Minacciata di morte una delle giudici che ha abrogato la legge antigay in Uganda

Non si placa l'omofobia in Uganda, tanto che si è arrivati a minacciare di morte una delle giudici che ha abrogato la celebre legge antigay

Si chiama Solomy Bossa Balungi ed è una dei cinque giudici della Corte Suprema dell’Uganda che ad agosto ha abrogato all’unanimità la severissima legge contro le persone omosessuali che era stata approvata dal Parlamento (il video si riferisce proprio alla notizia dell'abrogazione della norma).

Durante un convegno di giudici, Solomy Bossa Balungi ha raccontato di aver ricevuto un grande numero di minacce di morte via social network come anche messaggi minatori in cui, tra l’altro, si affermava che “sarebbe stata punita da Dio”. La giudice ha sminuito la gravità del fatto dicendo:

Non abbiamo risposto perché, come giudici, ci limitiamo a compiere il nostro lavoro. Coloro che si sentono minacciati dalla nostra decisione possono sempre fare appello alla Corte Suprema.

Solomy Bossa Balungi, giudice in Uganda

Al momento, la suddetta legge che punisce l’omosessualità è stata “addolcita” in modo da somigliare più a quella russa, ma il testo non è stato ancora esaminato dalla Corte.
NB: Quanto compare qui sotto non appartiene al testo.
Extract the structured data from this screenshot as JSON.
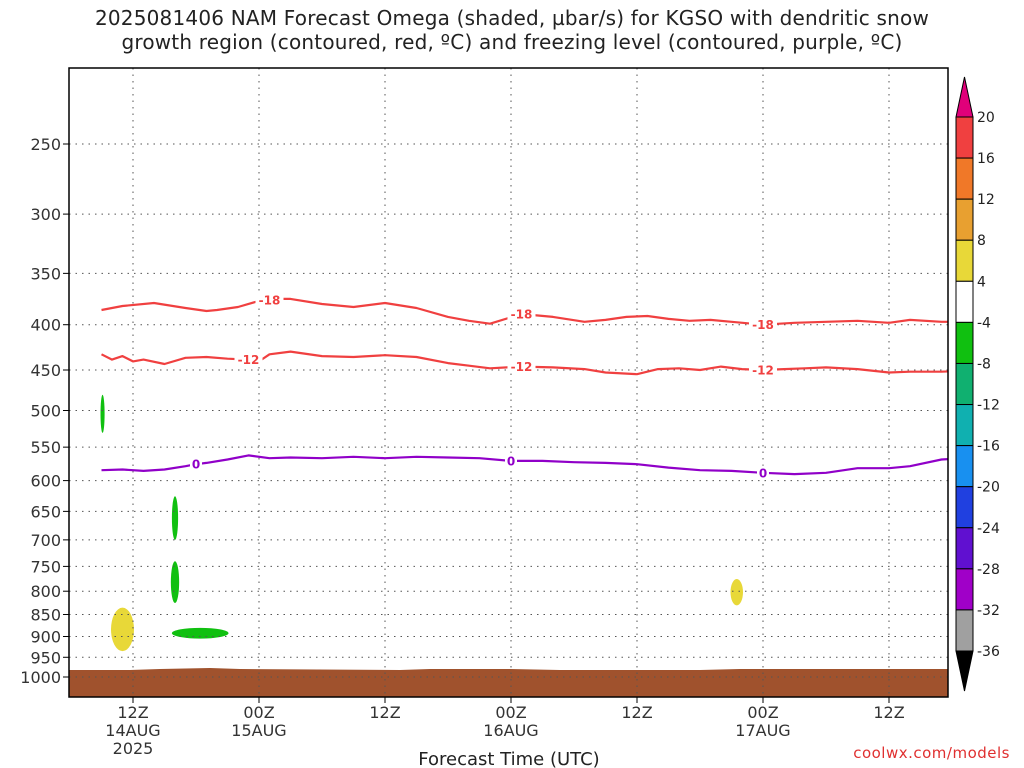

Il presidente Yoweri Museveni ha negato che il Governo abbia fatto pressioni sulla Corte per far abrogare la legge come anche ha sostenuto che le pressioni internazionali non c’entrassero niente con la decisione della Corte stessa, anche se tutto fa pensare che Museveni stia mentendo alla grande.

Ricordiamo che la legge è stata abrogata per un vizio di forma, dal momento che non c’era il quorum necessario per l’approvazione, situazione che era stata fatta notare da almeno tre deputati ma non tenuta in conto dalla presidente del Parlamento. Le organizzazioni che lavorano per i diritti umani stimano che in Uganda vivano all’incirca cinquecentomila persone gay e lesbiche.